As a long-time performance DBA, I’ve often felt that it is important to know something about troubleshooting the layers that are upstream and downstream of the database in the technology stack. Lately, I’ve been making use of packet captures and Wireshark to solve tough issues in the TCP layer. We recently resolved a long-standing issue with TCP retransmissions that were causing connection drops between an application server and one of our databases and I thought this might help others faced with similar issues.
This problem started with a series of TNS-12535 messages that were seen in the Oracle alert logs for one of our databases:
Fatal NI connect error 12170. . . . Time: 09-AUG-2015 01:01:21 Tracing not turned on. Tns error struct: ns main err code: 12535 TNS-12535: TNS:operation timed out ns secondary err code: 12560 nt main err code: 505 TNS-00505: Operation timed out nt secondary err code: 110 nt OS err code: 0 Client address: (ADDRESS=(PROTOTOL=tcp)(HOST=10.xxx.xxx.222)(PORT=39488)

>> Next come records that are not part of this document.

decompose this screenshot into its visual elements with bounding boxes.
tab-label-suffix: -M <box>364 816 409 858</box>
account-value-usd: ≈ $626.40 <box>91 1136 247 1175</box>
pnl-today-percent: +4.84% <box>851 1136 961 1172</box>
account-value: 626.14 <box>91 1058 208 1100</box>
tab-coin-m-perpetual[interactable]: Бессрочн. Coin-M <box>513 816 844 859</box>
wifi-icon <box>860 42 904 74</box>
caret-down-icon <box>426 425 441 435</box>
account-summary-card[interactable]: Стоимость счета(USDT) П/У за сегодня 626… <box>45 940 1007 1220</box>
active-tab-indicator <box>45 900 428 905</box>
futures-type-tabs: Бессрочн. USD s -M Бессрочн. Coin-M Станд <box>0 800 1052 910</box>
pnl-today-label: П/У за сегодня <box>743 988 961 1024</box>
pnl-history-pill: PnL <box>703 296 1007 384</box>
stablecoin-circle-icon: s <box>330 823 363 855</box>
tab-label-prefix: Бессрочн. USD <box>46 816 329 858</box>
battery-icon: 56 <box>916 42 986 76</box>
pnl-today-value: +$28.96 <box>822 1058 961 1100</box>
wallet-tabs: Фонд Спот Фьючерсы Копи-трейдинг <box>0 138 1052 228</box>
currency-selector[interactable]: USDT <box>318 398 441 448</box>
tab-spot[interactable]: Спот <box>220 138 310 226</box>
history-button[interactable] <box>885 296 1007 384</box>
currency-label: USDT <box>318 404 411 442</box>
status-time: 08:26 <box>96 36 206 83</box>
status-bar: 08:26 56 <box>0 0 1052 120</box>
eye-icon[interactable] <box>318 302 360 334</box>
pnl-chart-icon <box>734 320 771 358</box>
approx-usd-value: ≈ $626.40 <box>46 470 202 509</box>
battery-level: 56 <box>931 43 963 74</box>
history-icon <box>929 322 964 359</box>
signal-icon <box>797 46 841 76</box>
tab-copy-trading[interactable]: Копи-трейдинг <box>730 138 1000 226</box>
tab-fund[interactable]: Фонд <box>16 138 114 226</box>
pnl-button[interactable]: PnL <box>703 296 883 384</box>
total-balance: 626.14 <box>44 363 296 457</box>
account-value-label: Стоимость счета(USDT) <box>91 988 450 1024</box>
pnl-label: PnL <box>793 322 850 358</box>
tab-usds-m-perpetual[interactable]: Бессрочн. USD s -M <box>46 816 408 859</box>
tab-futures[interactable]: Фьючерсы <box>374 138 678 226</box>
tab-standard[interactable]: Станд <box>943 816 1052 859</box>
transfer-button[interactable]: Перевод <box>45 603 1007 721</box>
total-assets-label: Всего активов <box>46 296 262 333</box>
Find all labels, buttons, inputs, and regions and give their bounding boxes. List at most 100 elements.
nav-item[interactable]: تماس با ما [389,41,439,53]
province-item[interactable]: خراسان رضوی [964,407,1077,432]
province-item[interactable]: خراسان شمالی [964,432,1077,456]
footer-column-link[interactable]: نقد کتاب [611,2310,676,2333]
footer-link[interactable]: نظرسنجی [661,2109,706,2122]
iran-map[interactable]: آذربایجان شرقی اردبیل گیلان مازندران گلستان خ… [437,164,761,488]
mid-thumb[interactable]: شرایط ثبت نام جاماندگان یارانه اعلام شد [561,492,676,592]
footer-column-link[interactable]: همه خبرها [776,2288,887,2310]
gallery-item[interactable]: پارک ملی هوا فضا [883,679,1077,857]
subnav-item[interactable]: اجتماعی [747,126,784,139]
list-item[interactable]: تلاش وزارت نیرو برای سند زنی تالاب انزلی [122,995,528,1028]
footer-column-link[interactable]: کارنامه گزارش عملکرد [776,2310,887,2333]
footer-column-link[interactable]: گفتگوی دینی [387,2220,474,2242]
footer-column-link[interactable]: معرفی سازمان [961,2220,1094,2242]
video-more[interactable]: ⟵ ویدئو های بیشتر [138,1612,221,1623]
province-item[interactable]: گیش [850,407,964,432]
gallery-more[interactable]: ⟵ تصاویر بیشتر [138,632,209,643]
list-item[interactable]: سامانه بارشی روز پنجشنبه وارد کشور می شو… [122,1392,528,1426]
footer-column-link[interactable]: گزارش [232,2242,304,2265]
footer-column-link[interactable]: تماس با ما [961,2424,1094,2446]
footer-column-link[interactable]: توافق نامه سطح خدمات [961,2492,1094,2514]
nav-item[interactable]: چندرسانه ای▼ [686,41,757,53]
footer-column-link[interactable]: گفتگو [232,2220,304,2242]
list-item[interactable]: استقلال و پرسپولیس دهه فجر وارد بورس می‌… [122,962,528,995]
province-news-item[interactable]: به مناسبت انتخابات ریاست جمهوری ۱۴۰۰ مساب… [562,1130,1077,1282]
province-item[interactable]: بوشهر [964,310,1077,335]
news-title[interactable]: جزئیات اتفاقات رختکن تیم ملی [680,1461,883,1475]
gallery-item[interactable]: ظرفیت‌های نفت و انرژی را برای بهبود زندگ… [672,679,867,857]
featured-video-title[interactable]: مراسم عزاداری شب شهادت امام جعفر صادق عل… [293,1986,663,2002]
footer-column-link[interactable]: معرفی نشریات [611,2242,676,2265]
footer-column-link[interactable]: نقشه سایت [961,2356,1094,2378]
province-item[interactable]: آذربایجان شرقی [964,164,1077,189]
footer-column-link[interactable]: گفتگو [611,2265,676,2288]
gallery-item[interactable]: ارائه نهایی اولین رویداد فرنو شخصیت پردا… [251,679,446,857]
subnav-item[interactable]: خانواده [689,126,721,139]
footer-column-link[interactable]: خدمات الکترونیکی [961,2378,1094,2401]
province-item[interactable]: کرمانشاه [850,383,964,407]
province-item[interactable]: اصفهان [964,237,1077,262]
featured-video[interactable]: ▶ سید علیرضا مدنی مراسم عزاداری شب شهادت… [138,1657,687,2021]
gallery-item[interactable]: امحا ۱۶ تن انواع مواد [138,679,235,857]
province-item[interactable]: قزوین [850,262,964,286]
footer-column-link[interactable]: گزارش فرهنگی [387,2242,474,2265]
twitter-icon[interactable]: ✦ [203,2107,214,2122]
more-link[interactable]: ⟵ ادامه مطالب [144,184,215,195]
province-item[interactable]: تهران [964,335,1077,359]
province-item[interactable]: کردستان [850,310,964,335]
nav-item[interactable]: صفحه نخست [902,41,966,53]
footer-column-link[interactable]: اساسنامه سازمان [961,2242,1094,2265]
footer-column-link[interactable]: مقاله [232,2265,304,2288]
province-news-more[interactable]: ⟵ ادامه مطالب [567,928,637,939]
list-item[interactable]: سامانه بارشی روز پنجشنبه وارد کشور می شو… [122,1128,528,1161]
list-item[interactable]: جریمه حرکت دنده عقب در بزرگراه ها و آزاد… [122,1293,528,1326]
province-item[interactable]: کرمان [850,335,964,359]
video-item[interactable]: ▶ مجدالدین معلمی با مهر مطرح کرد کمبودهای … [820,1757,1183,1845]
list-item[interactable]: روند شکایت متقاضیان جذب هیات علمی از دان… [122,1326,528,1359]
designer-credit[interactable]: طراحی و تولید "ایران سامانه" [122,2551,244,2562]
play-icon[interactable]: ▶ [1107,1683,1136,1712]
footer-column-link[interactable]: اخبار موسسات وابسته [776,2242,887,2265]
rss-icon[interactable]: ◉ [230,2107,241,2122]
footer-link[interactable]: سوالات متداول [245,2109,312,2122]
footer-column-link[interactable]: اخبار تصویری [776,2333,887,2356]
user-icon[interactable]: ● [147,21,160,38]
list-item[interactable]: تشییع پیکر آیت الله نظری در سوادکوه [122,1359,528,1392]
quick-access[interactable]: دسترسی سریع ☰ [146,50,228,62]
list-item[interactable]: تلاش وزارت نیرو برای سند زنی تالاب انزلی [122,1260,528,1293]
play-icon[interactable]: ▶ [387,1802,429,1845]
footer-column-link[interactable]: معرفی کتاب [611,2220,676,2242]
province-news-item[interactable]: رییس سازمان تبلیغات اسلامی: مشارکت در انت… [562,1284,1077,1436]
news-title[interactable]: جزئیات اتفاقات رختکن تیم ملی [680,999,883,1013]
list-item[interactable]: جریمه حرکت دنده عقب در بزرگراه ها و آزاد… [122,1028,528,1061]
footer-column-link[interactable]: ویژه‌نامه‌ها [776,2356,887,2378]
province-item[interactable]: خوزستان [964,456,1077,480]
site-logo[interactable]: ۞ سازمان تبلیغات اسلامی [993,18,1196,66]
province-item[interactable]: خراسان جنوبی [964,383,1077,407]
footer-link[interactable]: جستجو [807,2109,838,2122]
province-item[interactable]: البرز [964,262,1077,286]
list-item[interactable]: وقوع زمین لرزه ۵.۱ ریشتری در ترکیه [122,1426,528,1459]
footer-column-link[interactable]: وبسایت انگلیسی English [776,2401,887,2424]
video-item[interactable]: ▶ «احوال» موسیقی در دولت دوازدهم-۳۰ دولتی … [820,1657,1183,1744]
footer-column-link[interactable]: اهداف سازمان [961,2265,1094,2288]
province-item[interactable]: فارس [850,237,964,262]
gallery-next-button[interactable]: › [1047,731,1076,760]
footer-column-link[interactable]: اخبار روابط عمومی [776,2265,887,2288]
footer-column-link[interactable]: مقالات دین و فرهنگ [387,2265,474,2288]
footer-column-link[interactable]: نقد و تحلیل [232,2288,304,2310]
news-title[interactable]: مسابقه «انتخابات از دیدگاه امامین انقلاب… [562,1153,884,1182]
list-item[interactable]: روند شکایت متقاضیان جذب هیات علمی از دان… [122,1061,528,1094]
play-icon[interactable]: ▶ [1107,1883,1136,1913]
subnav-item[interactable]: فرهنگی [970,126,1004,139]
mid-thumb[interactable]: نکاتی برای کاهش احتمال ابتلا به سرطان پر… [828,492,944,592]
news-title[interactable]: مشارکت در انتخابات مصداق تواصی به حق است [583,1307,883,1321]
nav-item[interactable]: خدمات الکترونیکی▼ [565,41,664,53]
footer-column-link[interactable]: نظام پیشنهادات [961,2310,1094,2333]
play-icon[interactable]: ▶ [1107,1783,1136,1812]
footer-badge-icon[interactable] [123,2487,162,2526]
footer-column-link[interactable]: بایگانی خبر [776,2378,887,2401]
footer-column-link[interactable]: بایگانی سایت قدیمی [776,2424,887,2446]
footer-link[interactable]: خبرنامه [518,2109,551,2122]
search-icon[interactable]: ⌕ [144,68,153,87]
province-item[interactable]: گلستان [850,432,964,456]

Support tickets were opened with Oracle and with the vendor of the third-party application (CA). At this point, our DBAs began a months-long foray into “vendors-point-fingers-at-each-other hell”. Eventually, they contacted our performance engineering team and I engaged with them.
First stop was the Oracle MOS site. There was one hit (Doc ID 1286376.1) that was a pretty close fit for the error messages we were seeing, but all it pointed to was that a “client connection has experienced a timeout”.
Leveraging previous experience with TCP retransmissions and working with our network team, we found that this app server and database were conversing across a networking device that was known to be problematic and was dropping packets. Since that device was end-of-life, it was scheduled for replacement. The replacement was expedited and it was expected that the connection drop issue would go away. And it did, mostly…
…but not everywhere…
We were still occasionally seeing this issue in one of our data centers but not the other. Enter packet captures and Wireshark. Because this error wasn’t occurring frequently, our network team set up packet captures in the background. When a connection drop occurred, we supplied the times, they pulled the packets and we ran them through Wireshark. We also pulled packets when we weren’t seeing errors to see what normal looked like.
A Pattern Emerges
One of the things I like best about Wireshark is its filtering ability. Once I identified the TCP stream that experienced the connection drop, I filtered the packets to just show me retransmitted packets and the RST (reset) packets. For example, for one of the events, the filter I used was:
tcp.port==1527 && tcp.stream==19 && vlan.id==144 && (tcp.analysis.retransmission || tcp.flags==0x0004)
Basically – focus on TCP stream #19 and only look at those packets that were going back and forth from the database (port 1527) on VLAN 144 and where the packet was a retransmission or a reset/RST (flag 0x0004).
Here’s a blow-up of the relevant area within Wireshark:
The numbers on the left are the packet sequence numbers. Notice that just prior to the two connection resets ( the “[RST]” packets in red ), we see that sequence numbers 461068 and 78839 both get retransmitted four times. We saw this pattern across several of the connection drop events and every time, we saw four retransmissions and then the connection reset. Packets retransmitted three times did not experience the reset and we did not see any packets retransmitted five times.
After Googling around a bit, I found some hits on a Linux TCP parameter called tcp_retries2, which is defined in the Linux man page for TCP as “The maximum number of times a TCP packet is retransmitted in established state before giving up”. The Linux default is 15, but we were seeing this behavior after four retransmissions.
Further investigation on the servers revealed that this parameter was actually set to 3. We found the settings by looking in two places:
/proc/sys/net/ipv4/tcp_retries2 – contains the current value of the parameter
/etc/sysctl.conf – used to modify kernel parameters at runtime
In fact, there are several other parameters that influence TCP connections and when they timeout. They include:
tcp_keepalive_intvl tcp_keepalive_probes tcp_keepalive_time tcp_retries tcp_syn_retries tcp_synack_retries
The descriptions for these can be found in the man page for TCP – here is a web-based version of the man page.
So – why was tcp_retries2 set to 3, when the default is 15? After talking with our DBA and Systems teams, we found that this and other TCP-related parameter changes were recommended by Red Hat consulting several years ago during an assessment and has been in place since this set of DB servers was built. In fact, this information still exists out on the web in this presentation. The intent was to make failed connections fail faster – however, in this case, it was causing issues by making the TCP layer less tolerant of network conditions where a packet can occasionally be retransmitted multiple times. And a certain number of TCP retransmissions are normal on a busy corporate network – TCP is a reliable protocol that ensures packet delivery via retransmissions.
Since we were not seeing issues on systems that were using the defaults, we decided to set the parameters back to their original default values. While we didn’t feel that this parameter setting addressed the central question (why are we seeing multiple retransmissions in one site but not another?), increasing its value back to the default of 15 did make the TCP layer more tolerant of multiple retransmissions and the dropped connections problem went away.